Mais de 150 países atingidos e algo perto de 300 mil computadores foram atingidos. Nem mesmo grandes empresas, como a espanhola Telefonica, foram poupadas. Até mesmo computadores de hospitais foram afetados. O Brasil também fora atingido, tendo o vírus afetado instituições públicas como o INSS, o Tribunal de Justiça e o Ministério Público (estes dois últimos, do Estado de São Paulo).

Diante desses cenários e da insegurança que este tipo de evento retrata, especialmente quando intimamente ligado ao tratamento de dados, afinal, se o computador de alguma grande empresa tivera seus dados “sequestrados”, qual será o destino deles até que o “resgate” seja pago, ou a criptografia desbloqueada por alguma equipe especializada? E, mais importante, como ficam os consumidores diante de uma situação como essas?

As questões são de extrema relevância, pois, hoje em dia, ao se falar em “dados”, ou seu tratamento, não se fala aqui de um endereço de e-mail, ou de um CPF, “apenas”, mas sim de toda e qualquer informação envolvendo uma pessoa. Suas preferências, estilos, opiniões, gostos, intensões de compra, tudo, absolutamente tudo é armazenado e tratado por aplicações de internet (como, por exemplo, Facebook e Youtube) e passado da maneira mais favorável possível ao mercado, através do direcionamento de conteúdo e publicidade personalizadas ao interesse de cada usuário.

É exatamente por isso que, quando se navega em determinados portais, sempre se verificam publicidades de sites recém-visitados e/ou pesquisados em sites de buscas, ou que lhe são dirigidas reportagens e textos de pessoas com opinião mais similar à sua (ou você realmente pensava que só existem pessoas no mundo iguais a você que criticam a existência de um tal ex-presidente ou de uma dada operação anticorrupção da Polícia Federal?). Você só recebe este conteúdo em razão de haver, em dado momento, manifestado interesse sobre eles, e não porque apenas eles existem, criando assim uma falsa sensação de egocentrismo e isolamento social, cuja discussão, embora muitíssimo interessante, foge ao escopo do texto.

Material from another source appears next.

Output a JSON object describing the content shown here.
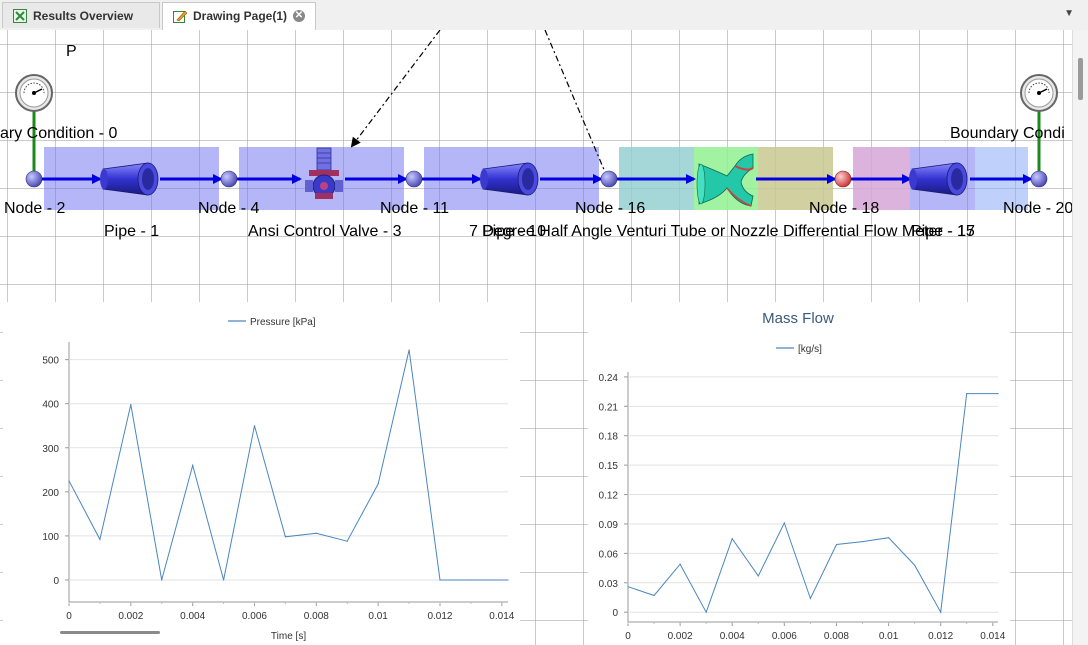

Pelo controle que o tratamento de dados propicia, e da grandiosa rentabilidade que ele propicia. Para se ter uma ideia da grandiosidade da coisa, fala-se que, em alguns anos, tratar dados será mais rentável que extrair petróleo, ou que o tratamento de dados seria a “Nova Fórmula da Coca Cola”, como ludicamente retrata a reportagem de Luís Osvaldo Grossmann junto ao portal Convergência Digital1.

Já no mundo do direito, a relevância do tratamento de dados é muito discutida sob a ótica da escassez legislativa, afinal, como todo bom brasileiro e de nossa cultura de panaceia legislativa, nada como ter uma “leizinha” para resolver um probleminha aqui ou ali.

Envolvendo a proteção de dados pessoais, especificamente, existem alguns projetos de lei, já que o Marco Civil, ao tratar do tema, mais se preocupa em preservar a liberdade de expressão, do que com a efetiva proteção de dados de usuários.

Sobre os projetos, podemos elencar o PL 330/13 do Senado de autoria do então Senador Aloysio Nunes, hoje ministro de relações exteriores e os PL 4.060/12 e 5.276/16, ambos da Câmara dos Deputados e de Autoria do Deputado Milton Monti e do Poder Executivo, respectivamente. Tais projetos, embora contendo erros e acertos, ainda não possuem qualquer previsão de conclusão de tramitação.

E até lá? O que fazer?

Voltando-se, especificamente ao tema das relações de consumo, que é a proposta deste modesto texto, a primeira legislação que vem a mente é o próprio Código de Defesa do Consumidor, mas... Como uma legislação de 1.990 pode ser viável para a proteção de um tema tão atual e impensável há época de sua promulgação?

Não custa ressaltar que o CDC, muito embora esteja com quase 27 (vinte e sete) anos de idade, vem, constantemente, provando estar atual como nunca. A prova disso é o próprio direito de arrependimento, previsto em seu artigo 49, que protege o consumidor de compras feitas fora do estabelecimento comercial, que, convenha-se, era aplicável diante de figuras completamente folclóricas como o vendedor de enciclopédia, a “tia do Yakult”, e do mítico Teleshop, o saudoso (011) 1406 e seus clássicos produtos como o Ambervision, Sonic2000 e Contour Pillow, hoje é usado em larga escala no comércio eletrônico, algo completamente inimaginável na época de sua promulgação, afinal o que era ali a internet?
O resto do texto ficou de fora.